David Threlfall, Vidya Khan and Russell Tovey star in What Remains, a whodunit story set in a block of flats in south London. The remains of a woman are found after being left to rot for two years, but which of the other residents committed the crime? Detective inspector Len Harper tries to find out in this BBC One crime drama.
What Remains: BBC crime drama starring David Threlfall
Detective Len Harper has to find the guilty party in a house full of suspects in What Remains, a four-part crime drama due to start on BBC One on Sunday 25 August 2013.
David Threlfall as detective inspector Len Harper
Photo credit: BBC/Laurence Cendrowicz
David Threlfall plays detective Len Harper investigating the murder of a woman in a block of flats in south London in What Remains, a new four-part whodunit crime drama due to start on BBC One on Sunday 25 August 2013. The body of the woman had been rotting away for two years before it was discovered, making the task even harder.
To add to the problems, Harper is in his last week before retirement and his fellow officers – including Alice Yapp, played by Lisa Millett – are keen to close the case because the state of the body makes it hard to prove anything. But Harper is convinced one of the neighbours is responsible and starts to investigate, even after his retirement date passes.
He comes from a family of police officers and has worked his way up from uniform to detective inspector in the old fashioned way. He spent his life surrounded by friends and family, but having lost his wife the year before he fears the emptiness that retirement will bring.
“He’s a detective inspector on the lip of retiring but he feels that if this case is passed to uniform it’s not really got a high priority,” said Threlfall. “There’s a desire in him which means that he cares about finding out the truth of why this woman has been left to rot for two years.”
Vidya Khan plays Amber Rose Revah, who is seven-months pregnant and moved into the flats with her boyfriend the day the remains were found. Her boyfriend is Michael Jenson (played by Russell Tovey) who wants revenge on one of the neighbours. Another flat is occupied by couple Elaine Markham and Peggy Scott, played, respectively, by Indira Varma and Victoria Hamilton. Elaine is a successful businesswoman who never liked the deceased woman Melissa (played by Jessica Gunning) and has a dark secret connected with that, but it is Peggy who is trying to come to terms with the guilt of her involvement with Melissa.
Since getting divorced four years earlier, Kieron Moss (played by Steven Mackintosh) has struggled to find a girlfriend that his son Adam (played by Alexander Arnold) approves of.
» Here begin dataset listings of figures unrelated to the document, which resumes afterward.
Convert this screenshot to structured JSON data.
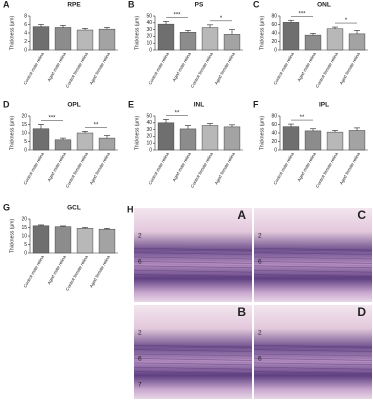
{
  "chart_data": [
    {
      "type": "bar",
      "panel": "A",
      "title": "RPE",
      "ylabel": "Thickness (µm)",
      "categories": [
        "Control male retina",
        "Aged male retina",
        "Control female retina",
        "Aged female retina"
      ],
      "values": [
        5.5,
        5.3,
        4.7,
        4.9
      ],
      "errors": [
        0.5,
        0.5,
        0.4,
        0.4
      ],
      "colors": [
        "#6f6f6f",
        "#8c8c8c",
        "#b8b8b8",
        "#a3a3a3"
      ],
      "ylim": [
        0,
        8
      ],
      "yticks": [
        0,
        2,
        4,
        6,
        8
      ],
      "annotations": []
    },
    {
      "type": "bar",
      "panel": "B",
      "title": "PS",
      "ylabel": "Thickness (µm)",
      "categories": [
        "Control male retina",
        "Aged male retina",
        "Control female retina",
        "Aged female retina"
      ],
      "values": [
        38,
        26,
        33,
        23
      ],
      "errors": [
        4,
        3,
        4,
        7
      ],
      "colors": [
        "#6f6f6f",
        "#8c8c8c",
        "#b8b8b8",
        "#a3a3a3"
      ],
      "ylim": [
        0,
        50
      ],
      "yticks": [
        0,
        10,
        20,
        30,
        40,
        50
      ],
      "annotations": [
        {
          "label": "***",
          "between": [
            "Control male retina",
            "Aged male retina"
          ]
        },
        {
          "label": "*",
          "between": [
            "Control female retina",
            "Aged female retina"
          ]
        }
      ]
    },
    {
      "type": "bar",
      "panel": "C",
      "title": "ONL",
      "ylabel": "Thickness (µm)",
      "categories": [
        "Control male retina",
        "Aged male retina",
        "Control female retina",
        "Aged female retina"
      ],
      "values": [
        65,
        35,
        50,
        38
      ],
      "errors": [
        5,
        4,
        4,
        8
      ],
      "colors": [
        "#6f6f6f",
        "#8c8c8c",
        "#b8b8b8",
        "#a3a3a3"
      ],
      "ylim": [
        0,
        80
      ],
      "yticks": [
        0,
        20,
        40,
        60,
        80
      ],
      "annotations": [
        {
          "label": "***",
          "between": [
            "Control male retina",
            "Aged male retina"
          ]
        },
        {
          "label": "*",
          "between": [
            "Control female retina",
            "Aged female retina"
          ]
        }
      ]
    },
    {
      "type": "bar",
      "panel": "D",
      "title": "OPL",
      "ylabel": "Thickness (µm)",
      "categories": [
        "Control male retina",
        "Aged male retina",
        "Control female retina",
        "Aged female retina"
      ],
      "values": [
        12.5,
        6,
        10,
        7
      ],
      "errors": [
        2.5,
        1,
        1,
        1.5
      ],
      "colors": [
        "#6f6f6f",
        "#8c8c8c",
        "#b8b8b8",
        "#a3a3a3"
      ],
      "ylim": [
        0,
        20
      ],
      "yticks": [
        0,
        5,
        10,
        15,
        20
      ],
      "annotations": [
        {
          "label": "***",
          "between": [
            "Control male retina",
            "Aged male retina"
          ]
        },
        {
          "label": "**",
          "between": [
            "Control female retina",
            "Aged female retina"
          ]
        }
      ]
    },
    {
      "type": "bar",
      "panel": "E",
      "title": "INL",
      "ylabel": "Thickness (µm)",
      "categories": [
        "Control male retina",
        "Aged male retina",
        "Control female retina",
        "Aged female retina"
      ],
      "values": [
        40,
        31,
        36,
        34
      ],
      "errors": [
        5,
        5,
        3,
        3
      ],
      "colors": [
        "#6f6f6f",
        "#8c8c8c",
        "#b8b8b8",
        "#a3a3a3"
      ],
      "ylim": [
        0,
        50
      ],
      "yticks": [
        0,
        10,
        20,
        30,
        40,
        50
      ],
      "annotations": [
        {
          "label": "**",
          "between": [
            "Control male retina",
            "Aged male retina"
          ]
        }
      ]
    },
    {
      "type": "bar",
      "panel": "F",
      "title": "IPL",
      "ylabel": "Thickness (µm)",
      "categories": [
        "Control male retina",
        "Aged male retina",
        "Control female retina",
        "Aged female retina"
      ],
      "values": [
        55,
        45,
        42,
        46
      ],
      "errors": [
        6,
        5,
        4,
        6
      ],
      "colors": [
        "#6f6f6f",
        "#8c8c8c",
        "#b8b8b8",
        "#a3a3a3"
      ],
      "ylim": [
        0,
        80
      ],
      "yticks": [
        0,
        20,
        40,
        60,
        80
      ],
      "annotations": [
        {
          "label": "**",
          "between": [
            "Control male retina",
            "Aged male retina"
          ]
        }
      ]
    },
    {
      "type": "bar",
      "panel": "G",
      "title": "GCL",
      "ylabel": "Thickness (µm)",
      "categories": [
        "Control male retina",
        "Aged male retina",
        "Control female retina",
        "Aged female retina"
      ],
      "values": [
        16,
        15.5,
        14.5,
        14
      ],
      "errors": [
        0.5,
        0.4,
        0.5,
        0.5
      ],
      "colors": [
        "#6f6f6f",
        "#8c8c8c",
        "#b8b8b8",
        "#a3a3a3"
      ],
      "ylim": [
        0,
        20
      ],
      "yticks": [
        0,
        5,
        10,
        15,
        20
      ],
      "annotations": []
    }
  ],
  "histology": {
    "panel": "H",
    "subpanels": [
      {
        "letter": "A",
        "layers": [
          "2",
          "6"
        ]
      },
      {
        "letter": "C",
        "layers": [
          "2",
          "6"
        ]
      },
      {
        "letter": "B",
        "layers": [
          "2",
          "6",
          "7"
        ]
      },
      {
        "letter": "D",
        "layers": [
          "2",
          "6"
        ]
      }
    ]
  }
}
The editor of a local newspaper, Kieron has many secrets to hide, and Len’s investigation only serves to bring his demons to the forefront. His current girlfriend Patricia (played by Claudie Blakley) finds the investigation is putting strain on their relationship.
Maths teacher Joe Sellers (played by David Bamber) lives on his own and is a pain to the other neighbours, treating them like his pupils when they get out of line. He used to care for Melissa’s mother. Recluse Liz Fletcher keeps the inside of her home hidden from view. But her unstable behaviour is getting out of control.
About David Threlfall
David Threlfall is best known for playing Frank Gallagher in Shameless, which earned him a shared Bafta nomination. He was also nominated for a best actor Bafta for playing Leslie Titmuss in the 1986 TV series Paradise Postponed and won a shared Bafta Award for Housewife, 49. Shameless also earned him a best actor RTS Television Award.
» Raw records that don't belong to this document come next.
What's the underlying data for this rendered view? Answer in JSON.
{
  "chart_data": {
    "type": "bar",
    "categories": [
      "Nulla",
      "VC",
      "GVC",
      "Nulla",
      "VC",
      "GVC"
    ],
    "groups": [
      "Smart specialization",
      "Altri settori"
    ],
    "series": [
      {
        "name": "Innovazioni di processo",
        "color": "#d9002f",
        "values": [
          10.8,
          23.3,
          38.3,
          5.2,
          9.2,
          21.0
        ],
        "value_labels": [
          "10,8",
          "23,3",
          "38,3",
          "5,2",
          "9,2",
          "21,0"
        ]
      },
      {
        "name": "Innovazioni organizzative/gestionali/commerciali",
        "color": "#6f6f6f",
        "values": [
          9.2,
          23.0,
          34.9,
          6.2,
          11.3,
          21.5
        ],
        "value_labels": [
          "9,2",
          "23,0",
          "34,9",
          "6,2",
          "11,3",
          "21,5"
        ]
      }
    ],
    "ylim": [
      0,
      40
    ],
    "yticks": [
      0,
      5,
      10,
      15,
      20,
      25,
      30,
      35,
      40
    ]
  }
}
His career dates back to the late 1970s but Paradise Postponed was his first recurring television role, which he reprised in Titmuss Regained in 1991 while he was also playing Bell in Nightingales. Other roles have included Lenny Smart in Men of the World, Frank McGrath in Thief Takers and Hal Royce in A Dinner of Herbs.
Team behind What Remains
Written by Tony Basgallop and directed by Coky Giedroyc, What Remains was made by BBC Drama Productions. It was produced by Grainne Marmion and executive produced by Hilary Salmon. The drama was commissioned by Ben Stephenson, controller of BBC drama commissioning, and Danny Cohen, former controller of BBC One and now director of television.
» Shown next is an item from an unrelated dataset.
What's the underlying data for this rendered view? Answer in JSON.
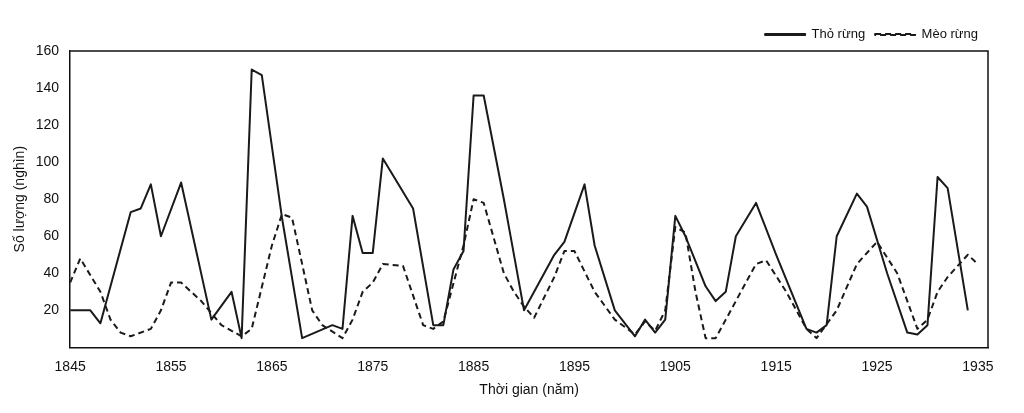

“Len wants to solve this case because he doesn’t have anything else to fill his days with, and gradually he’s going to see that for himself,” explained Basgallop. “I created these suspects – these little family units, stacked up like building blocks – by contrasting what their neighbours thought of them, to what they really are. And I suppose what connects the suspects to one another is that – like our cop and our victim – they are either lonely or terrified of being alone. And that’s how we all go through life, isn’t it?”